2. Classification and hypothesis bring us into Deduction, which is not really a separate kind of inference from Induction, but is a name given to science when it becomes systematic, so that it goes from the whole to the parts, and not from the parts to the whole. In Induction you are finding out the system piecemeal, in Deduction you already have the clue; but the system, and the system only, is the ground of inference in both. Induction is tentative because we do not know the system completely. Their relation may be fairly represented by the relation of the first figure of the Syllogism to the second and third. The difference is merely that in deduction we are sure of having knowledge which covers the whole system. If a man observed, “The difference {163} between the dark blood in the veins and the bright blood in the arteries calls for explanation,” that is the beginning of Induction. If a man states the circulation of the blood as an explanation, that is Deduction. Really Induction is only a popular name for such Inference as deals with numbers of instances. Mill’s experimental methods do not depend upon number of instances, but only upon content; they presuppose the instances already broken up into conditions A, B, C, and consequents a, b, c.

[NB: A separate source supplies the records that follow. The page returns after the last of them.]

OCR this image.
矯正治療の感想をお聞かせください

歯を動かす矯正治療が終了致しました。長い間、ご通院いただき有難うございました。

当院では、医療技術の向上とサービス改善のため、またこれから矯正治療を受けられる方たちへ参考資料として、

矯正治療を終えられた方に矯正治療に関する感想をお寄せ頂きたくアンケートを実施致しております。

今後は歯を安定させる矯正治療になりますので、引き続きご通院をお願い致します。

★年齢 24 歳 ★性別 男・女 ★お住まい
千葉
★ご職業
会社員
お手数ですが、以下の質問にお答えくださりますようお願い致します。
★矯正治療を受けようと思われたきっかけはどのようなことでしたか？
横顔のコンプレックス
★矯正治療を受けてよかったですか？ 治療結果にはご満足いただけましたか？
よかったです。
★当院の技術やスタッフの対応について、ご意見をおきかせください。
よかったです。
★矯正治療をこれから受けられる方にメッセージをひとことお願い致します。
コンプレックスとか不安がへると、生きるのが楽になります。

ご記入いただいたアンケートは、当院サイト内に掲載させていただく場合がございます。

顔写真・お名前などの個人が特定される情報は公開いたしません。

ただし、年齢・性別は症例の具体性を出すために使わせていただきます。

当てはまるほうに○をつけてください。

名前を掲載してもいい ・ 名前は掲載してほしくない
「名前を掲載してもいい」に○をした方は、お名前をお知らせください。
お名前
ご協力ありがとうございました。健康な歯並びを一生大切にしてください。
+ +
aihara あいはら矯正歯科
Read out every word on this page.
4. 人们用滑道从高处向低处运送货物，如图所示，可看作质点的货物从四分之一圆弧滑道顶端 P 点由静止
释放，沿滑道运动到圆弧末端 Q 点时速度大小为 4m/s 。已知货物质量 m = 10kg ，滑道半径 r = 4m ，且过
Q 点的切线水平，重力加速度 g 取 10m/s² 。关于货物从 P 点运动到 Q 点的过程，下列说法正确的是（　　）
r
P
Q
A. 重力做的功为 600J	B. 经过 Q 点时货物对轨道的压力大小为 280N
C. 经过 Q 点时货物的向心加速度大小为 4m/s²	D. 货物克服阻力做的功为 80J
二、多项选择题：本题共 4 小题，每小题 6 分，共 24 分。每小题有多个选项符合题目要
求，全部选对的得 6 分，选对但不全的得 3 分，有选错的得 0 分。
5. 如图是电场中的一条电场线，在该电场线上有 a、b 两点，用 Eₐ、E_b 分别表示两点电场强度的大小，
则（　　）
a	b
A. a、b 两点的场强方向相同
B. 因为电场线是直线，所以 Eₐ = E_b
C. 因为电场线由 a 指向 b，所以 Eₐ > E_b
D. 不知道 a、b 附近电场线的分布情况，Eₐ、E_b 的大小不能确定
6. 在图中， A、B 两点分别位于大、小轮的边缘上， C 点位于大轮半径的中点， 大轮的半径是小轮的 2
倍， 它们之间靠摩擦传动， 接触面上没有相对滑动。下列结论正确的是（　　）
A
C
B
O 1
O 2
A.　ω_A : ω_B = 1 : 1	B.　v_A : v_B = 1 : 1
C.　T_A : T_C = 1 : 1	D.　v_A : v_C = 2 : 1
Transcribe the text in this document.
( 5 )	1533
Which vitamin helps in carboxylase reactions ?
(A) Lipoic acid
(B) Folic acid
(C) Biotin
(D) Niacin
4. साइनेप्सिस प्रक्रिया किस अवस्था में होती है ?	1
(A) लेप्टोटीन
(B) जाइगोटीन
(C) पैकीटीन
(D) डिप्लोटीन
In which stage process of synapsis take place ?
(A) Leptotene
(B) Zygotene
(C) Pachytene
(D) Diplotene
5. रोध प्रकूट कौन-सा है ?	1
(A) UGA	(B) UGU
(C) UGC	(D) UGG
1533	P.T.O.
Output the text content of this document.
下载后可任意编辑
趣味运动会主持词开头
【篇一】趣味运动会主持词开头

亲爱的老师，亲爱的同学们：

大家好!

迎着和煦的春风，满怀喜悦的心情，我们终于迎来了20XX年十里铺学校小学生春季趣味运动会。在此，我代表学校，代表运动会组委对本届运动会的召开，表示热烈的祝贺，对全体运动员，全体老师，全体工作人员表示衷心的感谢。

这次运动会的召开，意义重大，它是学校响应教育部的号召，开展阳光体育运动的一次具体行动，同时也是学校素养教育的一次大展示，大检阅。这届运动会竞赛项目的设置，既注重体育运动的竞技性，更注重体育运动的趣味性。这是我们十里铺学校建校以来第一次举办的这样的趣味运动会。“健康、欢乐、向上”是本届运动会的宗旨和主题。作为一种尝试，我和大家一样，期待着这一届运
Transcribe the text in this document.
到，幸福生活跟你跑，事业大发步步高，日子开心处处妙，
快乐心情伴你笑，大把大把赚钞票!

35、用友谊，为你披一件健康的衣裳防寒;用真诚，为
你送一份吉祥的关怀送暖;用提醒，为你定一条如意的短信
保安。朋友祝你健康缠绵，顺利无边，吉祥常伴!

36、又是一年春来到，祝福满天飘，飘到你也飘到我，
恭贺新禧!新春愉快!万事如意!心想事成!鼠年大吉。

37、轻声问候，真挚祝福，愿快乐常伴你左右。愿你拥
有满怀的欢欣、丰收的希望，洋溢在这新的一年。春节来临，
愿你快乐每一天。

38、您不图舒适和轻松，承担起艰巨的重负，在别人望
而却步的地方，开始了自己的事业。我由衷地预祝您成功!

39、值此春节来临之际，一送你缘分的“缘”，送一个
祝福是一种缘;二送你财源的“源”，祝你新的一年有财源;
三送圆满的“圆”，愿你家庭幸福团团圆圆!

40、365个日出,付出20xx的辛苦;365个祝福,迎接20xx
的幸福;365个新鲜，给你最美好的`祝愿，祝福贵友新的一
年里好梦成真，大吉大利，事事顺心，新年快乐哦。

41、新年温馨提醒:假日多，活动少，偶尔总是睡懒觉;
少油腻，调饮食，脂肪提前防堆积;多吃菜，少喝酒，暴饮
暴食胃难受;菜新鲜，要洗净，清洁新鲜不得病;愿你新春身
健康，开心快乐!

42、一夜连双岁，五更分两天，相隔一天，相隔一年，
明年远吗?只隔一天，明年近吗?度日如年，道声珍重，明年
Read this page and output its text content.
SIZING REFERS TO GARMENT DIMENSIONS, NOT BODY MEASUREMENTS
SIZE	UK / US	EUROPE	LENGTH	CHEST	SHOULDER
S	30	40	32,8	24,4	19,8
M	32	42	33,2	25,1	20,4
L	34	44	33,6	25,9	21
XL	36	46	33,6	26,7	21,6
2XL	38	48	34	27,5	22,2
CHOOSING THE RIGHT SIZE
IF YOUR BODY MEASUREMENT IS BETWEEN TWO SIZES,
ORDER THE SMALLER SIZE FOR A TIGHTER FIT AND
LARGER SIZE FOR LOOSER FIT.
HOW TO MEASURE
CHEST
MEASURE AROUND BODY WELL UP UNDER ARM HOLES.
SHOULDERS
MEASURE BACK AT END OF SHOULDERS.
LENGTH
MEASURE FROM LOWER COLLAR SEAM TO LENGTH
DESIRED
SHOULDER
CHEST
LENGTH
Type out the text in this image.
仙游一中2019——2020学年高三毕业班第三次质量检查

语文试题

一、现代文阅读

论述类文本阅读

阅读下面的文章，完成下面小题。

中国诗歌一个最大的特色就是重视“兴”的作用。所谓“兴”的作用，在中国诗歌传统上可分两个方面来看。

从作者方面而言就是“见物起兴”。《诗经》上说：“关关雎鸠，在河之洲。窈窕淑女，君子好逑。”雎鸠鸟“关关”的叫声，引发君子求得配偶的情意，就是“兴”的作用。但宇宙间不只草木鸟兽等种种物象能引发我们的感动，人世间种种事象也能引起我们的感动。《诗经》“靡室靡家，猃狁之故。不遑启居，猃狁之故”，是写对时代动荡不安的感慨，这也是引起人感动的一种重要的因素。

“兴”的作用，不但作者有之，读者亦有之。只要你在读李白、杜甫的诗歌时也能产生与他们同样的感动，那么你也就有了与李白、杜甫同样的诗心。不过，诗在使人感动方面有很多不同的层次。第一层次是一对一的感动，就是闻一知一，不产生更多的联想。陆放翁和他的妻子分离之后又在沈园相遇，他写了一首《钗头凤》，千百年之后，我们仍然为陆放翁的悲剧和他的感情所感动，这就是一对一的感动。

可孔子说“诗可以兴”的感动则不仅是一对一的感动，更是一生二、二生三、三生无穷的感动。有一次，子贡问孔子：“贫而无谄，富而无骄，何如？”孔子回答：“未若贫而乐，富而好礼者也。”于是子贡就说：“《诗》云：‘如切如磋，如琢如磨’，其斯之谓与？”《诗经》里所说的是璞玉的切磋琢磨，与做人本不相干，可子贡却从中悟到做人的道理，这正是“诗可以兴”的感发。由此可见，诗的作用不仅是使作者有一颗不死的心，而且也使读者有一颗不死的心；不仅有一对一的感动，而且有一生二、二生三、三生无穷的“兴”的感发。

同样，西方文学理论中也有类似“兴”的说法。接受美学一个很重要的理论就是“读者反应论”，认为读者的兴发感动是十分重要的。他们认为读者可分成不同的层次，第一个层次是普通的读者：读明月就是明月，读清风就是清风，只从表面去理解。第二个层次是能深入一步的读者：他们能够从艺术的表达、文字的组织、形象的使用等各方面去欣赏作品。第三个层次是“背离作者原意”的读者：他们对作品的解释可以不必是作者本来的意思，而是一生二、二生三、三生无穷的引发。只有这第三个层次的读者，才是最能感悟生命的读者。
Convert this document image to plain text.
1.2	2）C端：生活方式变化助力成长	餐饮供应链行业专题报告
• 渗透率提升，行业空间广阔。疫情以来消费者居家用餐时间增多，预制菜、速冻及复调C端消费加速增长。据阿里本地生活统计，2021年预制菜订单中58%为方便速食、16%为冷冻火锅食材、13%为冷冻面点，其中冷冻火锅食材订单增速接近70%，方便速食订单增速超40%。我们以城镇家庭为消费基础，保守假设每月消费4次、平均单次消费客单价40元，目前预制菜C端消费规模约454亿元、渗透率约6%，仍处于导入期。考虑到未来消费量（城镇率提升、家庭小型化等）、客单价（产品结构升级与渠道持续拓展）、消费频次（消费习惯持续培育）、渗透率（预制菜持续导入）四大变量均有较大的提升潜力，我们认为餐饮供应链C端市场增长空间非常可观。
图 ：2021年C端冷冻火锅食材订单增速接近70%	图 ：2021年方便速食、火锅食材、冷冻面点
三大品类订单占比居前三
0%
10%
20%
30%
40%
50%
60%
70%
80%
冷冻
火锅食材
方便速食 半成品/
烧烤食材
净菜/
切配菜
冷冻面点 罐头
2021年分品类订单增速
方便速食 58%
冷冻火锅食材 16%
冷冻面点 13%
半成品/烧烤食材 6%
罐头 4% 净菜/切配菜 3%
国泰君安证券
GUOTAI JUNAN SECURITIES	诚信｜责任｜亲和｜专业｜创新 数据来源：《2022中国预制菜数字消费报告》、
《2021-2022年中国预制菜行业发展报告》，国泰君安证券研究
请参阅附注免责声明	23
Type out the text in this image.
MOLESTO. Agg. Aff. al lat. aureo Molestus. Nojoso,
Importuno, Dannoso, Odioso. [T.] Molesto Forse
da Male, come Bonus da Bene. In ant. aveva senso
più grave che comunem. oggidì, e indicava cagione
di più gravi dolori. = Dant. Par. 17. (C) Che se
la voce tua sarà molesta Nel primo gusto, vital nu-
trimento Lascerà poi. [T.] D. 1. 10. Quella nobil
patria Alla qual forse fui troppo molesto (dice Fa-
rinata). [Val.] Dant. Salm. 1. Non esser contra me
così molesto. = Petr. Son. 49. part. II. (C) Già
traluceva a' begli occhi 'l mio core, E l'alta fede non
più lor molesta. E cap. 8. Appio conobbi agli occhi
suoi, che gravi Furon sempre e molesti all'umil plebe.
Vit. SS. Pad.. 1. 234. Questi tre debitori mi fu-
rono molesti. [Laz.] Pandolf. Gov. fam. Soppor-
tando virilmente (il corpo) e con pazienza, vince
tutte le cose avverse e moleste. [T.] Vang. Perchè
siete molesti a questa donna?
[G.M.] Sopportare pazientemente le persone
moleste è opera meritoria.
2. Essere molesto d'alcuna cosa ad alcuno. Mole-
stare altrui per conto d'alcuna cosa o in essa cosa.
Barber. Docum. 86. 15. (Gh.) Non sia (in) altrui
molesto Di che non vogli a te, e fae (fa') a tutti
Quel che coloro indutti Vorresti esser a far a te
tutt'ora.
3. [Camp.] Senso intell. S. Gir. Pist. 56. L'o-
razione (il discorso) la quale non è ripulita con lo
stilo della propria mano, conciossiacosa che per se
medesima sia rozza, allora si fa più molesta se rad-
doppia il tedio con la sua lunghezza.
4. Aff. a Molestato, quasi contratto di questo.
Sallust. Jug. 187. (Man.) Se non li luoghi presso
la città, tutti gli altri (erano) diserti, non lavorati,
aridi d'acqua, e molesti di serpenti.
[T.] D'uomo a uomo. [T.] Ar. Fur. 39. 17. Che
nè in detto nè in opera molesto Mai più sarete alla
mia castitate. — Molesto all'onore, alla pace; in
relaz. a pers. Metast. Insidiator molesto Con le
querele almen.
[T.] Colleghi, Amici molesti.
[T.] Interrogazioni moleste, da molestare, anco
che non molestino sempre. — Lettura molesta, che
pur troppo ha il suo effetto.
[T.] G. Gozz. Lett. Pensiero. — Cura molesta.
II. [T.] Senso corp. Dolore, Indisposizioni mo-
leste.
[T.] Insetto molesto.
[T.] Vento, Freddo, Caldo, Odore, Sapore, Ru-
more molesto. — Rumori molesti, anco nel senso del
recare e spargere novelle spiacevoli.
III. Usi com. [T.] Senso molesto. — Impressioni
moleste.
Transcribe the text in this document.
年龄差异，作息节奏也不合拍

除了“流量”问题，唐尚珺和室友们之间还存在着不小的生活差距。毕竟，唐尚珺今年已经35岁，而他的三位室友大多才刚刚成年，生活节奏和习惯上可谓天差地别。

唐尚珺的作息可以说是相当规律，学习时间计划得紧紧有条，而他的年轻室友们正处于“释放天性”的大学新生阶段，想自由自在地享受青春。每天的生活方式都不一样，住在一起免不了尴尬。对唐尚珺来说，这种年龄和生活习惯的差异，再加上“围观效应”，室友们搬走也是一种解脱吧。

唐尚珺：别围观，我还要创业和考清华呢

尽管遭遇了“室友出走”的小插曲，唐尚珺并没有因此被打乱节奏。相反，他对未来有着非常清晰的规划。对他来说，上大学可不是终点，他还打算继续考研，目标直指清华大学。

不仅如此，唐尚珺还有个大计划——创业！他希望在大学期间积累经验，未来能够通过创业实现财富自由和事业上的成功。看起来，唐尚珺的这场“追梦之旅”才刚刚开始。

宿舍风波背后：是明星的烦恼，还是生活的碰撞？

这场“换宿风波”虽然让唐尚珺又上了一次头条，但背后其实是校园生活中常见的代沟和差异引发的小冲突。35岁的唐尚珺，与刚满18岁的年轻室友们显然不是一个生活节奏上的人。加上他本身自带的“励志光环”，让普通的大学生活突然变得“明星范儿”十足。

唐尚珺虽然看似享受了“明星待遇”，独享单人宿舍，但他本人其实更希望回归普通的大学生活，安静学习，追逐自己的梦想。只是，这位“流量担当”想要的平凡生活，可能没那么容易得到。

I must distinguish subsumption and construction as two forms of deduction. Only the former properly employs Syllogism in the first figure.
Subsumption
(a) Subsumption is argument by subject and attribute; i.e. when we do not know the system so as to construct the detail,—e.g. a man’s character,—and can only state in what individual system the details occur. Then we really want the major premise to lay down the properties of the system, and all deduction can therefore be employed with a major premise, e.g. a mathematical argument might ultimately take the form, “space is such that two parallels cannot meet.”
Construction
But (b) when the nature of the subject is very obvious, and the combinations in it very definite, then the major premise is superfluous, and adds nothing to the elements of the combination.
“A to right of B, B to right of C.
∴ A to right of C.”
This is clear, but it is not formal; as a syllogism it has four terms. It is simply a construction in a series of which the nature is obvious. And if you insert a major premise it would be, “What is to the right of anything is to the right {164} of that which the former is to the right of,” and that is simply the nature of the series implied in the inference stated in an abstract form. “Inference is a construction followed by an intuition.” [1] The construction, I think, however, must be a stage of the intuition. I am therefore inclined to suggest that a factor of general insight into principle is neglected in this definition, from which much may undoubtedly be learned.
[1] Bradley, Principles of Logic, p. 235.